This use of game mechanics outside of games—also known as Funware—is taking the social web and mobile apps world by storm. Almost every aspiring startup—and many established brands, including Chase, NBC and the US Army—are turning to Funware to deliver results that traditional/social marketing simply cannot deliver. As I explain in my new book, Game-Based Marketing, game mechanics can make any service or community more fun; and when given a choice between two similar activities, consumers will always choose the one that’s more enjoyable.

Wouldn’t you?

Within the next 10 years, almost every consumer interaction will have game mechanics built into it. You’ll earn points for filing your taxes early, virtual badges for doing public service, and there will even be game shows on TV offering purely virtual rewards. Yes, I’m officially predicting “Are You Smarter Than a 5th Grade Farmville Player?” (Coming Fall 2015 on NBC)

But the use of game mechanics isn’t limited to things that already seem somewhat enjoyable.  I always get asked the same question about how to apply game mechanics to specific, challenging product categories—and even how to make great products better.

So in the spirit of fun, here’s my wishlist for the top three web/mobile apps I’d like to see “gameified”, and the three major game mechanics they should use: Leaderboards, Points and Status.

Facebook. Yes, it’s the world’s most popular social network, and perhaps the most trafficked website in the U.S., but it still could be a lot more fun.

Let’s take your “friend score”, for example. Most of us know exactly how many friends we have, and are keeping a running tally of our friends who have an outrageous number of connections and those who barely socialize on the site at all. (Facebook says the average user has about 200 friends). In effect, we are keeping a running leaderboard in our minds of how our social graph ranks by popularity. But why not make the leaderboard public? Consider that Orkut exists almost entirely because of this incidental feature (the country-by-country leaderboard is what made nationalistic Brazilians sign up by the millions to “beat” the US).

A socialized leaderboard would allow you to more easily gauge the popularity of your social graph and give you an incentive to make/add more connections to the service. Maybe the score could be weighted to reward adding friends ho are more active on the site, or who in turn have more connections than others.  A well-designed board would also let you see your relative and absolute ranking, along with a simple invitation to do just a little better (“add two more friends to beat Sam’s score”). It could even be designed to reward you for having more friends you actually interact with by scoring your behavior.

Generating that kind of behavior would be a huge win-win. Having more friends generally equates to greater personal satisfaction with Facebook and in real life, while Facebook has frequently called the number of connections the most important driver of user growth and engagement. All this is possible through the simple power of the leaderboard and would further cement Facebook’s intrinsic potential for fun.

Fedex.

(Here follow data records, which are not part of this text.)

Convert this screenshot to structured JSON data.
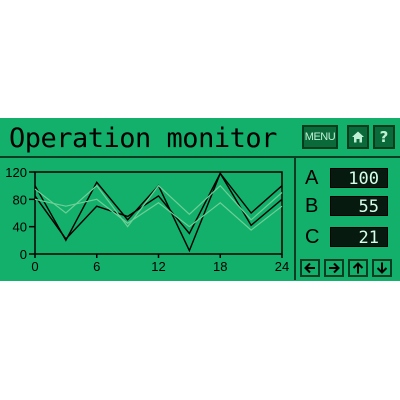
{
  "header": {
    "title": "Operation monitor"
  },
  "buttons": {
    "menu_label": "MENU",
    "home_icon": "home-icon",
    "help_label": "?"
  },
  "meters": [
    {
      "label": "A",
      "value": "100"
    },
    {
      "label": "B",
      "value": "55"
    },
    {
      "label": "C",
      "value": "21"
    }
  ],
  "nav_icons": [
    "arrow-left-icon",
    "arrow-right-icon",
    "arrow-up-icon",
    "arrow-down-icon"
  ],
  "colors": {
    "panel": "#12b06b",
    "button": "#0b6a39",
    "display": "#061a10",
    "series_dark": "#000000",
    "series_light": "#6fcf97"
  },
  "chart_data": {
    "type": "line",
    "x": [
      0,
      3,
      6,
      9,
      12,
      15,
      18,
      21,
      24
    ],
    "xticks": [
      0,
      6,
      12,
      18,
      24
    ],
    "yticks": [
      0,
      40,
      80,
      120
    ],
    "xlim": [
      0,
      24
    ],
    "ylim": [
      0,
      120
    ],
    "grid": false,
    "series": [
      {
        "values": [
          100,
          20,
          105,
          50,
          100,
          5,
          118,
          60,
          100
        ]
      },
      {
        "values": [
          85,
          22,
          70,
          55,
          85,
          30,
          118,
          42,
          80
        ]
      },
      {
        "values": [
          95,
          60,
          100,
          40,
          100,
          58,
          100,
          50,
          90
        ]
      },
      {
        "values": [
          80,
          70,
          80,
          45,
          75,
          40,
          75,
          35,
          70
        ]
      }
    ]
  }
}
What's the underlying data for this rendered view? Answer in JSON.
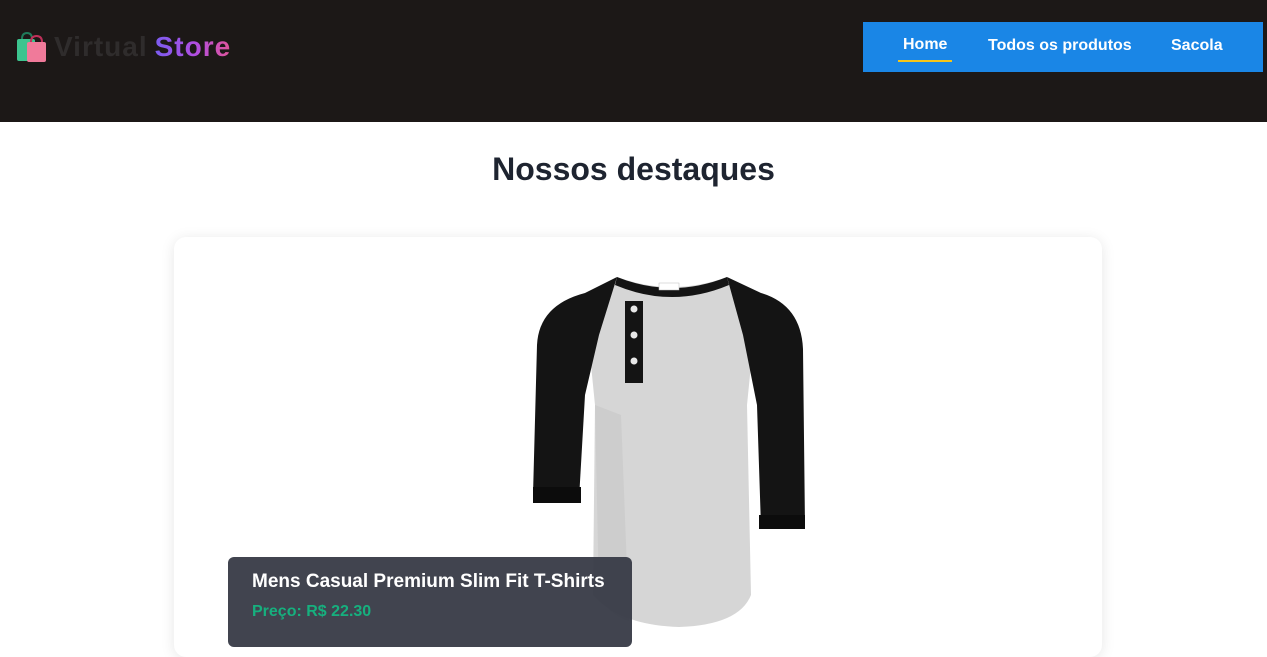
{
  "header": {
    "logo": {
      "icon": "shopping-bags-icon",
      "word1": "Virtual",
      "word2": "Store"
    },
    "nav": [
      {
        "label": "Home",
        "active": true
      },
      {
        "label": "Todos os produtos",
        "active": false
      },
      {
        "label": "Sacola",
        "active": false
      }
    ]
  },
  "main": {
    "title": "Nossos destaques",
    "featured": {
      "image": "henley-raglan-shirt-image",
      "name": "Mens Casual Premium Slim Fit T-Shirts",
      "price": "Preço: R$ 22.30"
    }
  },
  "colors": {
    "header_bg": "#1c1817",
    "nav_bg": "#1a86e6",
    "active_underline": "#f5c518",
    "price": "#16b07e"
  }
}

With the rise of e-commerce and simplified logistics, merchants and consumers are ever more acquainted with how to ship packages across the country and the world. After all, simplifying shipping (with things like the Free Super Saver at Amazon) has been credited as one of the most important drivers of e-commerce growth. But why can’t the experience of shipping (or receiving packages) be made more fun and social?

What if Fedex allowed you to connect your social graph to your shipments, letting you see your en route packages on a game board relative to your friends? You would receive points and rankings for various shipping stats, such as total time in transit, miles traveled per day, and so on. You could “talk smack” to friends whose packages were sent via ground (or the USPS), and even choose to use points to speed up shipments already underway. You could even design it to reward “green” choices as a second level of interaction. In short, the game would have a built-in incentive to get users to choose faster shipment methods and to publicize their choice of carrier.

If they wanted to kick it up a notch, they could even incorporate tracking stream data from competitive carriers (look at how much slower UPS is!) and let consumers use the power of human intelligence to do warehouse-to-destination routing calculus, a super complex math problem that could be easily made into a fun game. Suddenly, shipping isn’t just a commodity – it’s enjoyable – and it’s entirely possible with points. book reviews. Paul Carr recently wrote an impassioned essay about the failure of Amazon’s book reviews to adjust for consumer vigilantism. While the comments were interesting and the suggestions lucid, making Amazon’s (or Yelp’s, or TripAdvisor’s) product and service reviews more accurate and relevant can be better accomplished through the thoughtful application of Funware, rather than one-off rulemaking.

In fact, Amazon’s review scheme was one of the first highly successful reputation systems, using basic badge mechanics and “flagging” to encourage and reward thorough reviews. Despite its early lead however, the review system on the site has stagnated in the last few years, with irrelevant badges becoming the norm (“Top 500 Reviewer”) and no true connection to a social graph.

By taking a page from Farmville and other Facebook games, Amazon could reignite the fun of writing reviews on the site and go a long way toward eliminating the chaff that clogs up the works. The key is to associate the reviews with the social graph in a way that both friends and prospective buyers can see.

I’d start by creating a virtual bookshelf for every book purchased – whether on Kindle or in the real world – allowing people to connect that to Facebook and curate the contents. Now take a page out of Blippy and Farmville and post this every time a purchase is made:

Gabe just purchased Game-Based Marketing on, check out his bookshelf.

This will drive friends to visit Gabe’s virtual bookshelf giving Amazon a fun way to socialize book (or other product) buying, but also ensuring that the original buyers’ friends are reading their reviews (which rarely happens today). Then, issue visual, socialized badges for buying, reading, reviewing and evangelism behaviors so that users’ status is directly connected to the books they have on their virtual shelves and what they say about them.

Since we also know that badges are highly effective at creating positive status loops and desirable behaviors, Amazon could easily issue badges for a wide range of reading activities. Whether its Science Fiction book discovery or reading 20% of the available bestsellers on Barack Obama, given the scope of literature, there are a virtually unlimited number of badges that could be earned!

Now, allow random buyers to browse Gabe’s virtual bookshelf (or virtual living-room, kitchen, garden) directly from the product’s page on Amazon. This will facilitate better reviewer/buyer understanding (my biggest personal complaint about reviews is that I can’t judge the reviewers taste against my own) and keep reviewers more honest because their real social graph is connected to the books they choose to keep/curate.

In short, Amazon could make book discovery, purchase and review a lot more fun by using socially publicized selections and badges to their advantage.

Whether it’s Facebook, Fedex, Amazon or your own startup, Funware and game mechanics can have a profound impact on how customers interact with each other and with your products. Incorporating points, badges, levels, challenges, leaderboards and achievements is a straightforward way to drive consumer engagement, even when the underlying activity isn’t intrinsically enjoyable. It’s a lesson we’ve learned time and time again—if a game mechanic is good enough, users won’t care if the theme is banal (Farmville) or the activity repetitive (Foursquare); all they care about are the virtual rewards for a virtual job well done.

In our fun future, we’ll earn these virtual, social rewards for everything we do—from shipping packages to taking out our trash, from getting good grades to buying books. If the rapid success of early Funware apps are any indication, perhaps a more playful world is closer than we think.